For the last six years, our family has joined with half a dozen others to spend a week or so up at Wangat Lodge, located on a 50-acre subtropical rainforest property around three hours north of Sydney. The accommodation is pretty basic, with no wifi coverage—so time in Wangat really revolves around the bush. You live by the rhythm of the sun and the rain, with the days punctuated by swimming in the river and walking through the forest.
An intrinsic part of Wangat is Dan, the owner and custodian of the place, and the guide on our walks. He talks about time, place, and care with great enthusiasm, but always tenderly and never with sanctimony. “There is no such thing as ‘the same walk’”, is one of Dan’s refrains, because the way he sees it “every day, there is change in the world around you” of plants, animals, water and weather. Dan speaks of Wangat with such evident love, but not covetousness; it is a lightness which includes gentle consciousness that his own obligations arise only because of the historic dispossession of others. He inspires because of how he is.
One of the highlights this year was a river walk with Dan, during which we paddled or waded through most of the route, with only occasional scrambles up the bank. Sometimes the only sensible option is to swim.
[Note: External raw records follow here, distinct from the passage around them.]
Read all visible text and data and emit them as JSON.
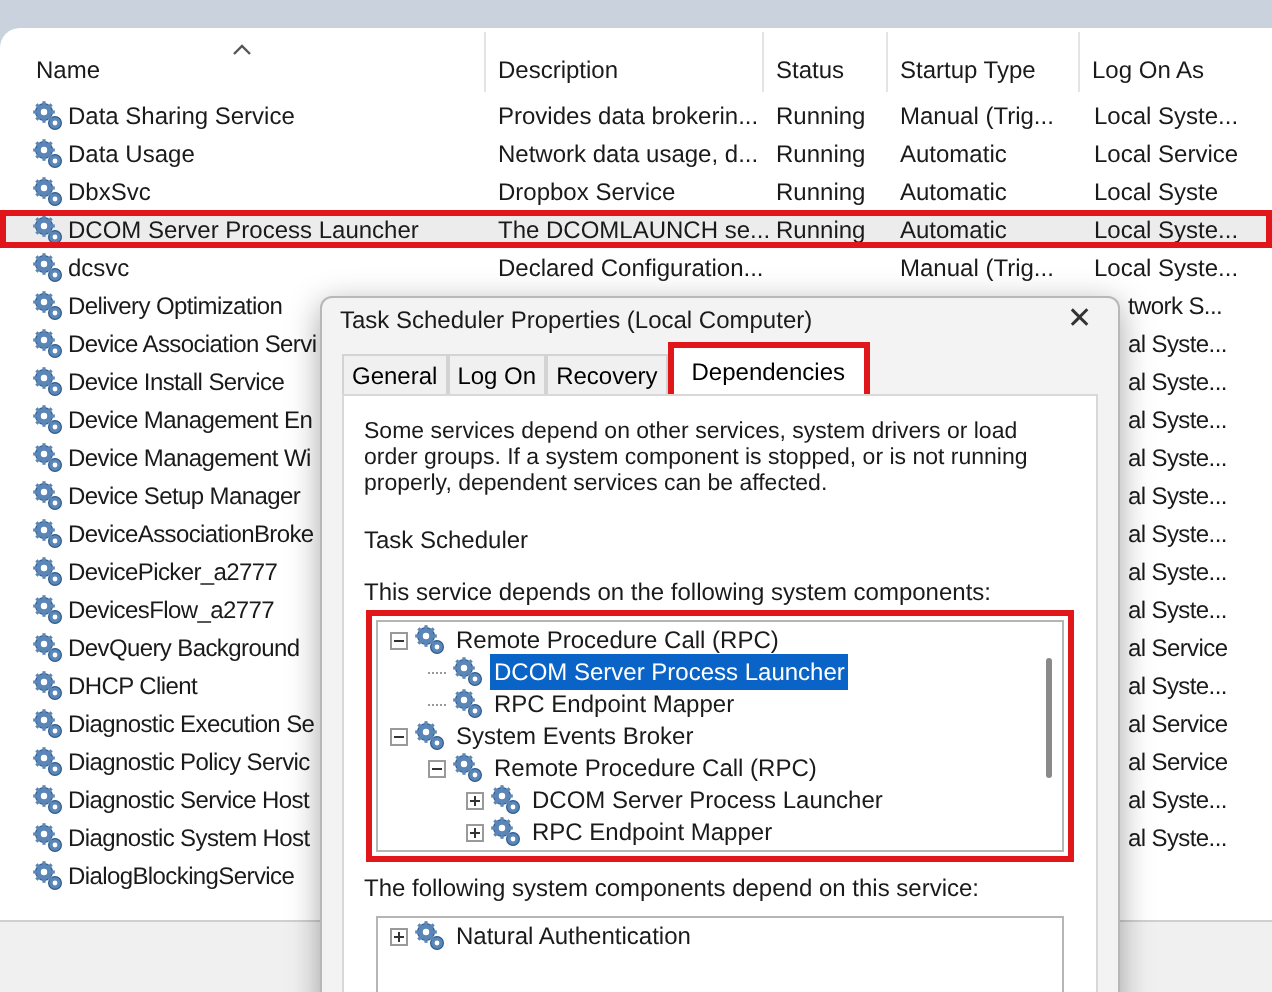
{
  "columns": [
    {
      "label": "Name",
      "sorted": true
    },
    {
      "label": "Description",
      "sorted": false
    },
    {
      "label": "Status",
      "sorted": false
    },
    {
      "label": "Startup Type",
      "sorted": false
    },
    {
      "label": "Log On As",
      "sorted": false
    }
  ],
  "services": [
    {
      "kind": "full",
      "name": "Data Sharing Service",
      "description": "Provides data brokerin...",
      "status": "Running",
      "startup": "Manual (Trig...",
      "log_on": "Local Syste...",
      "selected": false,
      "highlighted": false
    },
    {
      "kind": "full",
      "name": "Data Usage",
      "description": "Network data usage, d...",
      "status": "Running",
      "startup": "Automatic",
      "log_on": "Local Service",
      "selected": false,
      "highlighted": false
    },
    {
      "kind": "full",
      "name": "DbxSvc",
      "description": "Dropbox Service",
      "status": "Running",
      "startup": "Automatic",
      "log_on": "Local Syste",
      "selected": false,
      "highlighted": false
    },
    {
      "kind": "full",
      "name": "DCOM Server Process Launcher",
      "description": "The DCOMLAUNCH se...",
      "status": "Running",
      "startup": "Automatic",
      "log_on": "Local Syste...",
      "selected": true,
      "highlighted": true
    },
    {
      "kind": "full",
      "name": "dcsvc",
      "description": "Declared Configuration...",
      "startup": "Manual (Trig...",
      "log_on": "Local Syste...",
      "selected": false,
      "highlighted": false
    },
    {
      "kind": "partial",
      "name": "Delivery Optimization",
      "log_on": "twork S...",
      "selected": false,
      "highlighted": false
    },
    {
      "kind": "partial",
      "name": "Device Association Servi",
      "log_on": "al Syste...",
      "selected": false,
      "highlighted": false
    },
    {
      "kind": "partial",
      "name": "Device Install Service",
      "log_on": "al Syste...",
      "selected": false,
      "highlighted": false
    },
    {
      "kind": "partial",
      "name": "Device Management En",
      "log_on": "al Syste...",
      "selected": false,
      "highlighted": false
    },
    {
      "kind": "partial",
      "name": "Device Management Wi",
      "log_on": "al Syste...",
      "selected": false,
      "highlighted": false
    },
    {
      "kind": "partial",
      "name": "Device Setup Manager",
      "log_on": "al Syste...",
      "selected": false,
      "highlighted": false
    },
    {
      "kind": "partial",
      "name": "DeviceAssociationBroke",
      "log_on": "al Syste...",
      "selected": false,
      "highlighted": false
    },
    {
      "kind": "partial",
      "name": "DevicePicker_a2777",
      "log_on": "al Syste...",
      "selected": false,
      "highlighted": false
    },
    {
      "kind": "partial",
      "name": "DevicesFlow_a2777",
      "log_on": "al Syste...",
      "selected": false,
      "highlighted": false
    },
    {
      "kind": "partial",
      "name": "DevQuery Background",
      "log_on": "al Service",
      "selected": false,
      "highlighted": false
    },
    {
      "kind": "partial",
      "name": "DHCP Client",
      "log_on": "al Syste...",
      "selected": false,
      "highlighted": false
    },
    {
      "kind": "partial",
      "name": "Diagnostic Execution Se",
      "log_on": "al Service",
      "selected": false,
      "highlighted": false
    },
    {
      "kind": "partial",
      "name": "Diagnostic Policy Servic",
      "log_on": "al Service",
      "selected": false,
      "highlighted": false
    },
    {
      "kind": "partial",
      "name": "Diagnostic Service Host",
      "log_on": "al Syste...",
      "selected": false,
      "highlighted": false
    },
    {
      "kind": "partial",
      "name": "Diagnostic System Host",
      "log_on": "al Syste...",
      "selected": false,
      "highlighted": false
    },
    {
      "kind": "partial",
      "name": "DialogBlockingService",
      "selected": false,
      "highlighted": false
    }
  ],
  "dialog": {
    "title": "Task Scheduler Properties (Local Computer)",
    "close": "✕",
    "tabs": [
      {
        "label": "General",
        "selected": false,
        "highlighted": false
      },
      {
        "label": "Log On",
        "selected": false,
        "highlighted": false
      },
      {
        "label": "Recovery",
        "selected": false,
        "highlighted": false
      },
      {
        "label": "Dependencies",
        "selected": true,
        "highlighted": true
      }
    ],
    "description": "Some services depend on other services, system drivers or load order groups. If a system component is stopped, or is not running properly, dependent services can be affected.",
    "service_name": "Task Scheduler",
    "depends_on_label": "This service depends on the following system components:",
    "depends_on_tree": {
      "highlighted": true,
      "items": [
        {
          "label": "Remote Procedure Call (RPC)",
          "expanded": true,
          "selected": false,
          "children": [
            {
              "label": "DCOM Server Process Launcher",
              "selected": true
            },
            {
              "label": "RPC Endpoint Mapper",
              "selected": false
            }
          ]
        },
        {
          "label": "System Events Broker",
          "expanded": true,
          "selected": false,
          "children": [
            {
              "label": "Remote Procedure Call (RPC)",
              "expanded": true,
              "selected": false,
              "children": [
                {
                  "label": "DCOM Server Process Launcher",
                  "expanded": false,
                  "selected": false
                },
                {
                  "label": "RPC Endpoint Mapper",
                  "expanded": false,
                  "selected": false
                }
              ]
            }
          ]
        }
      ]
    },
    "dependents_label": "The following system components depend on this service:",
    "dependents_tree": {
      "items": [
        {
          "label": "Natural Authentication",
          "expanded": false,
          "selected": false
        }
      ]
    }
  }
}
Among the life around us, we notice large numbers of tadpoles in the water, which is clean enough to drink. Our own tadpoles, the kids in the group, delight in the expedition. I overhear one of the youngest children declaring that she’s having ‘one of the best days ever’. Dan looks content. Part of his mission is to reintroduce children to nature, so that the soles of their feet may learn from the uneven ground, and their muscles from the cool of the water.
These moments are for thankfulness in the life that lives.

It is at the very end of the walk when I overbalance and fall on my arse—and am reminded of the eternal truth that rocks are hard. As I gingerly get up, my youngest daughter looks at me, caught between amusement and concern, and asks me if I’m okay.
I have to think before answering, because yes, physically I’m fine. But I feel too, an underlying sense of discomfort; it is that omnipresent pressure of existential awareness about the scale of suffering and ecological damage now at large in the world, made so much more immediately acute after Bondi; the dissonance that such horrors can somehow exist simultaneously with this small group being alive and happy in this place, on this earth-kissed afternoon.
How is it okay, to be “okay”? What is it to live with conscience in Wangat? Those of us who still have access to time, space, safety and high levels of volition on this planet carry this duality all the time, as our gift and obligation. It is not an easy thing to make sense of; but for me, it speaks to the question of ‘why Greenpeace’? Because the moral and strategic mission-focus of campaigning provides a principled basis for how each of us can bridge that interminable gulf.
The essence of campaigning is to make the world’s state of crisis legible and actionable, by isolating systemic threats to which we can rise and respond credibly, with resources allocated to activity in accordance with strategy. To be part of Greenpeace, whether as an activist, volunteer supporter or staff member, is to find a home for your worries for the world in confidence and faith that together we have the power to do something about it. Together we meet the confusion of the moment with the light of shared purpose and the confidence of direction.
So, it was as I was getting back up again from my tumble and considering my daughter’s question that I thought of you—with gratitude, and with love–-because we cross this bridge all the time, together, everyday; to face the present and the future.
‘Yes, my love’, I say to my daughter, smiling as I get to my feet, “I’m okay”. And I close my eyes and think of a world in which the fires are out, and everywhere, all tadpoles have the conditions of flourishing to be able to grow peacefully into frogs.
Thank you for being a part of Greenpeace.